We are three months into our newest series: Twelve Months To Financial Fitness. Each month we feature a new topic and challenge. We have already covered analyzing spending and budgeting. Don’t worry if you are getting a late start on the challenges—you can always go back and start from January or just pick up here.
This month, we focus on preparing for taxes. April 15th is almost here, and you should have been receiving tax documents from your employers, financial institutions, and vendors. If you haven’t started yet, this is the perfect time to get organized, get going, and get your taxes filed. After all, if you have a refund coming, the sooner you get your refund in, the sooner you will see that money.
Challenge Tip: You can download and use the new IRS app for iOS and Android to easily check your refund status.
Preparing Your Taxes
Even if you are not preparing your taxes on your own, there is certain information you will need for your accountant or another tax preparer. If you are planning on preparing your own taxes, there are many online or software options, but you will need to be a bit more organized. The deadline for filing your tax return for 2020 is April 15th. If you aren’t quite there yet…Don’t panic! You can generally get an automatic four-month extension to file.
Below are some basic tips on getting your return in before the deadline:
1. Know what you need. Tax preparation is widely different depending on if you are regularly employed, self-employed, own property, have children, or other investments. If you have an accountant or tax preparer, they should provide you with a checklist of necessary forms, receipts, or other information they will need to complete your return. If you are preparing your own taxes, you can easily find checklists online particular to your individual situation. Plus, most tax preparation software programs or apps provide you with this information as well.
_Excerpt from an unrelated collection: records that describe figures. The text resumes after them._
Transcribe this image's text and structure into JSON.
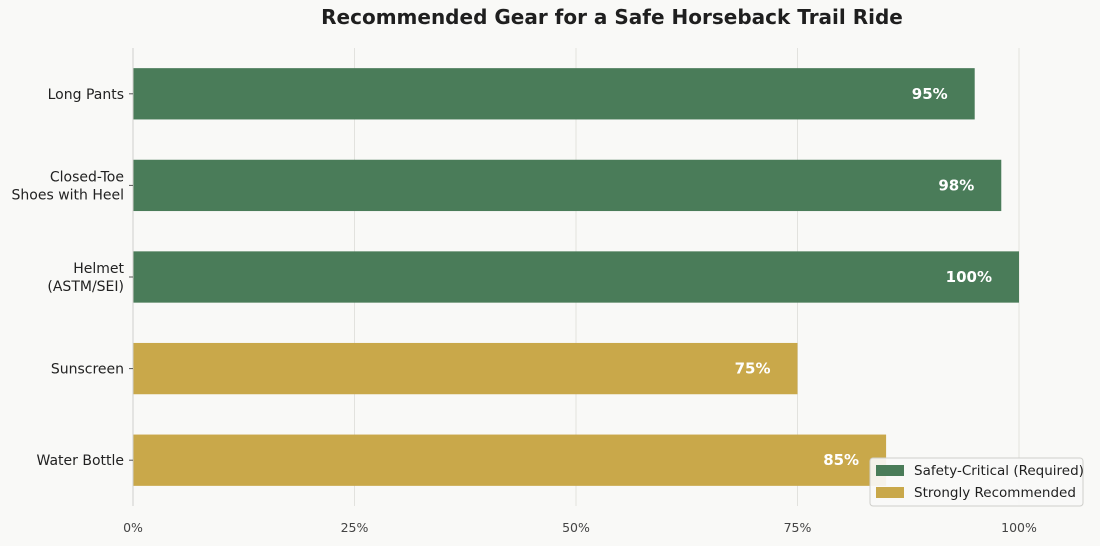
{
  "chart_data": {
    "type": "bar",
    "orientation": "horizontal",
    "title": "Recommended Gear for a Safe Horseback Trail Ride",
    "xlabel": "",
    "ylabel": "",
    "xlim": [
      0,
      100
    ],
    "x_ticks": [
      "0%",
      "25%",
      "50%",
      "75%",
      "100%"
    ],
    "x_tick_values": [
      0,
      25,
      50,
      75,
      100
    ],
    "grid": true,
    "legend_position": "bottom-right",
    "categories": [
      [
        "Long Pants"
      ],
      [
        "Closed-Toe",
        "Shoes with Heel"
      ],
      [
        "Helmet",
        "(ASTM/SEI)"
      ],
      [
        "Sunscreen"
      ],
      [
        "Water Bottle"
      ]
    ],
    "values": [
      95,
      98,
      100,
      75,
      85
    ],
    "value_labels": [
      "95%",
      "98%",
      "100%",
      "75%",
      "85%"
    ],
    "groups": [
      "Safety-Critical (Required)",
      "Safety-Critical (Required)",
      "Safety-Critical (Required)",
      "Strongly Recommended",
      "Strongly Recommended"
    ],
    "legend": [
      {
        "name": "Safety-Critical (Required)",
        "color": "#4a7c59"
      },
      {
        "name": "Strongly Recommended",
        "color": "#c9a84a"
      }
    ]
  }
}
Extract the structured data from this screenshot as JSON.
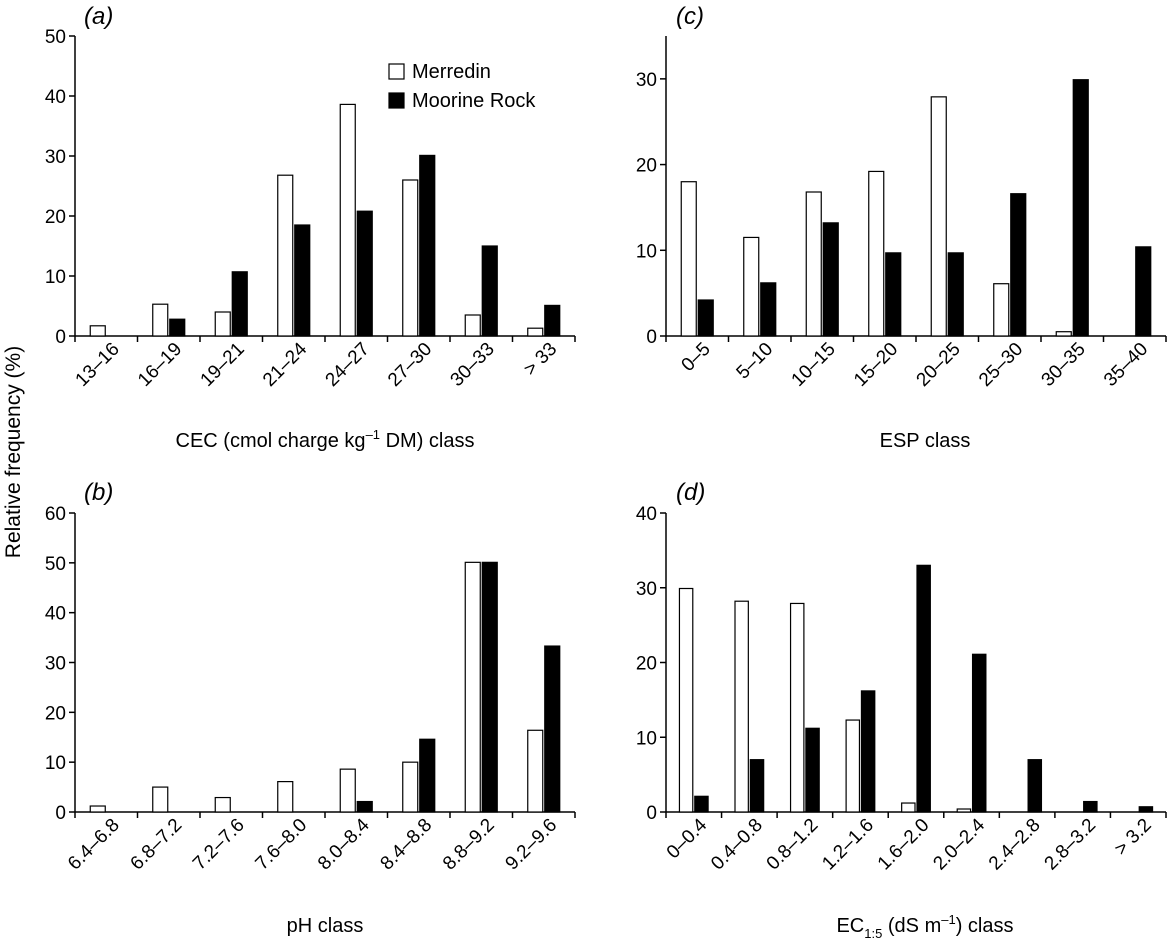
{
  "figure": {
    "ylabel": "Relative frequency (%)",
    "series_names": [
      "Merredin",
      "Moorine Rock"
    ],
    "colors": {
      "merredin": "#ffffff",
      "moorine": "#000000",
      "stroke": "#000000"
    }
  },
  "chart_data": [
    {
      "id": "a",
      "type": "bar",
      "panel_label_open": "(",
      "panel_label_letter": "a",
      "panel_label_close": ")",
      "xlabel_pre": "CEC (cmol charge kg",
      "xlabel_sup": "–1",
      "xlabel_post": " DM) class",
      "ylim": [
        0,
        50
      ],
      "yticks": [
        0,
        10,
        20,
        30,
        40,
        50
      ],
      "categories": [
        "13–16",
        "16–19",
        "19–21",
        "21–24",
        "24–27",
        "27–30",
        "30–33",
        "> 33"
      ],
      "series": [
        {
          "name": "Merredin",
          "values": [
            1.7,
            5.3,
            4.0,
            26.8,
            38.6,
            26.0,
            3.5,
            1.3
          ]
        },
        {
          "name": "Moorine Rock",
          "values": [
            0,
            2.8,
            10.7,
            18.5,
            20.8,
            30.1,
            15.0,
            5.1
          ]
        }
      ],
      "legend": {
        "position": "top-right",
        "entries": [
          "Merredin",
          "Moorine Rock"
        ]
      }
    },
    {
      "id": "c",
      "type": "bar",
      "panel_label_open": "(",
      "panel_label_letter": "c",
      "panel_label_close": ")",
      "xlabel": "ESP class",
      "ylim": [
        0,
        35
      ],
      "yticks": [
        0,
        10,
        20,
        30
      ],
      "categories": [
        "0–5",
        "5–10",
        "10–15",
        "15–20",
        "20–25",
        "25–30",
        "30–35",
        "35–40"
      ],
      "series": [
        {
          "name": "Merredin",
          "values": [
            18.0,
            11.5,
            16.8,
            19.2,
            27.9,
            6.1,
            0.5,
            0
          ]
        },
        {
          "name": "Moorine Rock",
          "values": [
            4.2,
            6.2,
            13.2,
            9.7,
            9.7,
            16.6,
            29.9,
            10.4
          ]
        }
      ]
    },
    {
      "id": "b",
      "type": "bar",
      "panel_label_open": "(",
      "panel_label_letter": "b",
      "panel_label_close": ")",
      "xlabel": "pH class",
      "ylim": [
        0,
        60
      ],
      "yticks": [
        0,
        10,
        20,
        30,
        40,
        50,
        60
      ],
      "categories": [
        "6.4–6.8",
        "6.8–7.2",
        "7.2–7.6",
        "7.6–8.0",
        "8.0–8.4",
        "8.4–8.8",
        "8.8–9.2",
        "9.2–9.6"
      ],
      "series": [
        {
          "name": "Merredin",
          "values": [
            1.2,
            5.0,
            2.9,
            6.1,
            8.6,
            10.0,
            50.1,
            16.4
          ]
        },
        {
          "name": "Moorine Rock",
          "values": [
            0,
            0,
            0,
            0,
            2.1,
            14.6,
            50.1,
            33.3
          ]
        }
      ]
    },
    {
      "id": "d",
      "type": "bar",
      "panel_label_open": "(",
      "panel_label_letter": "d",
      "panel_label_close": ")",
      "xlabel_pre": "EC",
      "xlabel_sub": "1:5",
      "xlabel_mid": " (dS m",
      "xlabel_sup": "–1",
      "xlabel_post": ") class",
      "ylim": [
        0,
        40
      ],
      "yticks": [
        0,
        10,
        20,
        30,
        40
      ],
      "categories": [
        "0–0.4",
        "0.4–0.8",
        "0.8–1.2",
        "1.2–1.6",
        "1.6–2.0",
        "2.0–2.4",
        "2.4–2.8",
        "2.8–3.2",
        "> 3.2"
      ],
      "series": [
        {
          "name": "Merredin",
          "values": [
            29.9,
            28.2,
            27.9,
            12.3,
            1.2,
            0.4,
            0,
            0,
            0
          ]
        },
        {
          "name": "Moorine Rock",
          "values": [
            2.1,
            7.0,
            11.2,
            16.2,
            33.0,
            21.1,
            7.0,
            1.4,
            0.7
          ]
        }
      ]
    }
  ]
}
2. Triple Check For Deductions. Any tax preparation software or your accountant can guide you through deductions available to you. However, it is always important for you to know what types of items can be deducted and what information to keep to support those deductions. Some common deductions include:
- Interest paid on student loans
- Child and dependent care tax credits
- Charitable contributions
- Retirement or education fund contributions
- Medical expenses
- Self-employed income
3. Save your records. In general, you should maintain any tax records, including your returns, tax forms, and receipts for three years as an individual, or seven if you are self-employed or are a business owner. Keep in mind, there are longer periods of time for special situations, such as if you report a loss from securities. An accountant can help answer any questions about maintaining and destroying tax records.
4. Be smart with any refund. If you are lucky enough to receive a refund this year, rather than spending it all, dedicate a portion of your refund to saving or paying down debt. That doesn’t mean you can’t enjoy yourself, but it does mean you are taking another important step to financial fitness.
This month we are challenging you to get organized and get your tax return filed before April 1st. By getting your return in early, you will have all of April to focus on the next challenge – paying down credit cards. As an optional challenge – pledge a portion of any tax refund to pay off those credit cards.